Rather than track that we delivered some number of accessible components, I suggest that we track that our team has a plan for improving accessibility — like a tiny maturity model — so we can track this improvement in our processes.
For example, a metric tracking the number of components you shipped to production that include accessibility guidance.
Last but not least, don’t hold a meeting where you don’t mention accessibility, and, maybe most importantly, celebrate as you continually achieve accessibility beyond compliance.
We hear a lot about gaps in accessibility, and rarely about victories.
Because of this I think there’s an idea that accessibility is all about compliance and gloom; whereas we have an opportunity to make it about playgrounds and connection and innovation. It can be the next chapter in how we do this thing we do.
That is probably my most important point:
- Celebrate as you achieve accessibility to help show that it is doable.
Just like when “mobile-first” was the catchy rallying cry, we can celebrate and spread “accessible-first” methodologies and help to popularize it as a core principle for any new projects.
Accessibility isn’t the sole responsibility of specialists, it is a facet of the work everyone does.
Achieving accessibility beyond compliance isn’t possible through technical means alone; it also involves a certain amount of cultural change. I think cultural change is a responsibility that a product practice carries.
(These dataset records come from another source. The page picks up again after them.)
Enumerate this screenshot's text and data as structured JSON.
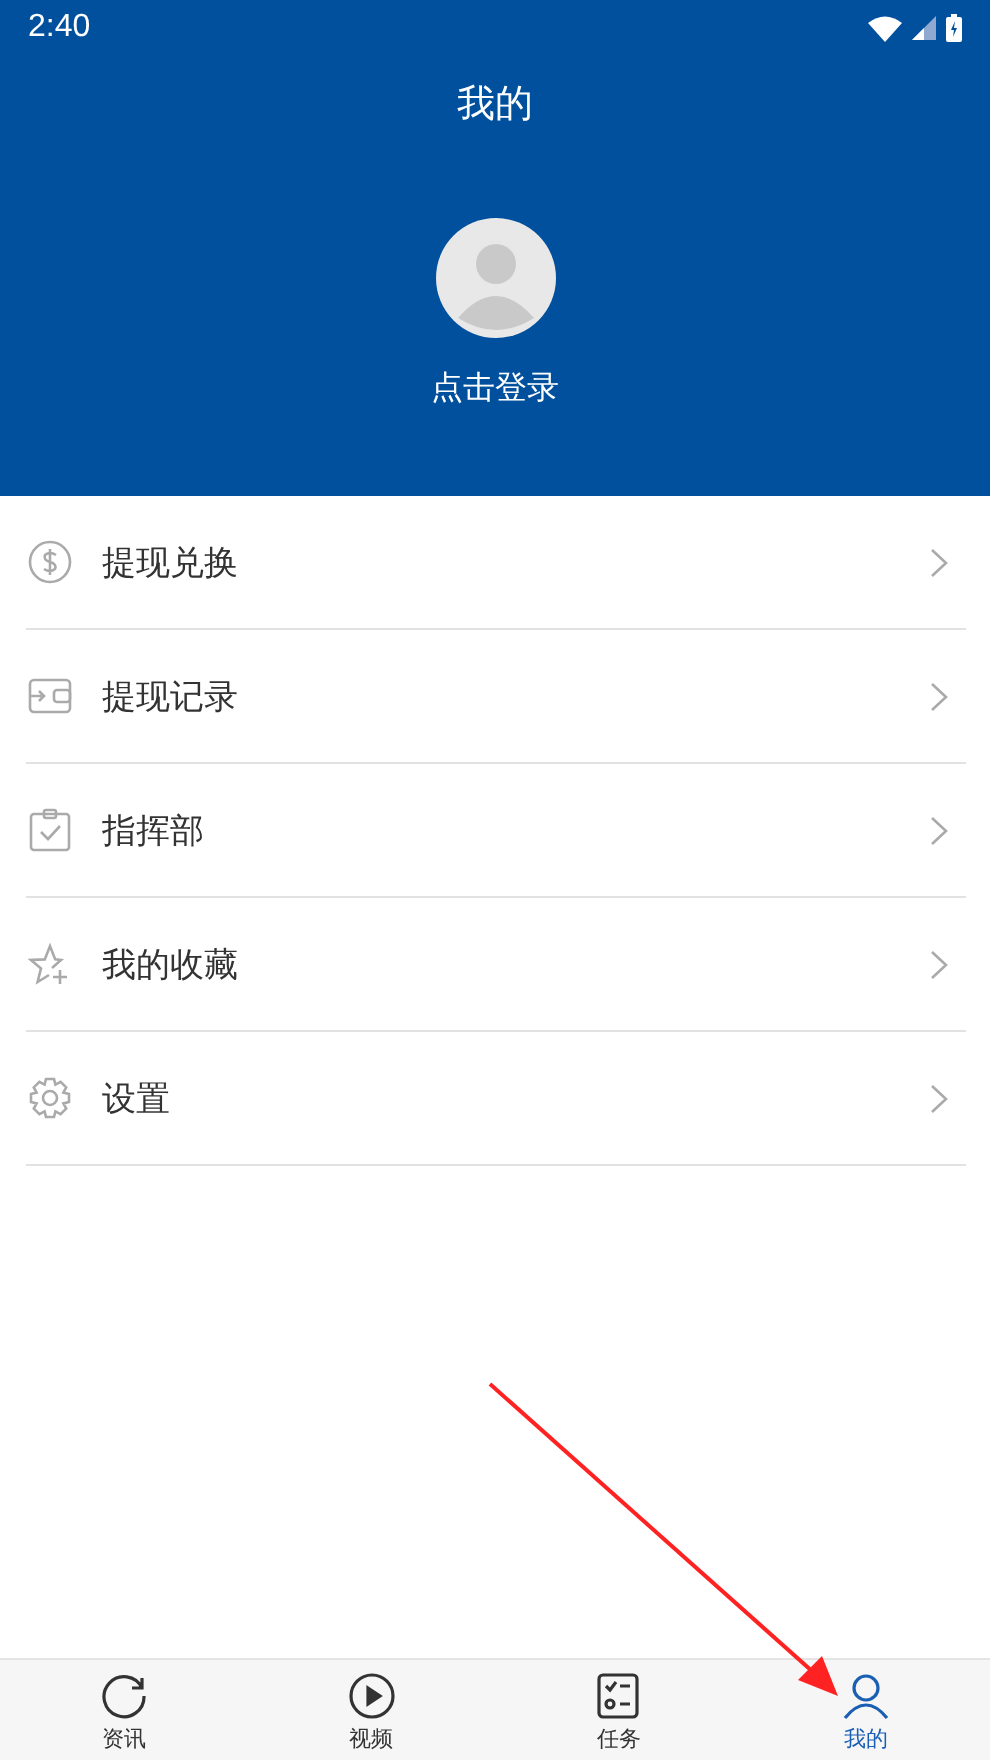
{
  "status_bar": {
    "time": "2:40"
  },
  "header": {
    "title": "我的",
    "login": "点击登录"
  },
  "menu": [
    {
      "kind": "dollar",
      "label": "提现兑换"
    },
    {
      "kind": "wallet",
      "label": "提现记录"
    },
    {
      "kind": "clipboard",
      "label": "指挥部"
    },
    {
      "kind": "star",
      "label": "我的收藏"
    },
    {
      "kind": "gear",
      "label": "设置"
    }
  ],
  "tabs": [
    {
      "kind": "refresh",
      "label": "资讯",
      "selected": false
    },
    {
      "kind": "play",
      "label": "视频",
      "selected": false
    },
    {
      "kind": "tasks",
      "label": "任务",
      "selected": false
    },
    {
      "kind": "user",
      "label": "我的",
      "selected": true
    }
  ]
}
When folks started to embrace mobile, some businesses did quick fixes to update existing solutions so that they’d work on smaller devices. This is akin to accessibility remediation work.
Other businesses adopted mobile-first design methodologies, making mobile a key principle from which they worked. This is like doing accessibility beyond compliance.
An accessible-first approach, an approach that goes beyond compliance, invites the creation of more adaptable systems that are ready for situations we haven’t imagined yet.
With mobile, folks who had an adaptive, mobile-first methodology were able to take the introduction of tablets in stride, while those folks who’d been focused on only supporting the known form-factors had to do more work to keep up.
Product folks have an opportunity to bring “accessible-first” thinking to their work, and help cultivate a culture that strives for accessibility beyond compliance, and in so doing, ensure that we are all better prepared for anything that might come along.
A huge thanks to Josh and DK for sharing feedback with me while I came up with this presentation.
Some questions to consider:
- What are ways to interrogate your and your team’s assumptions?
- Are there tools that can help with this?
- What are some possible metrics that can be used to gauge the health of your team’s accessibility practice?
- How can you make those metrics meaningful for stakeholders?
- What are ways you and your team can celebrate your successes that can help set you up for more success?
- A higher-level kinda question: what is the role of a product person in helping to define a team’s culture?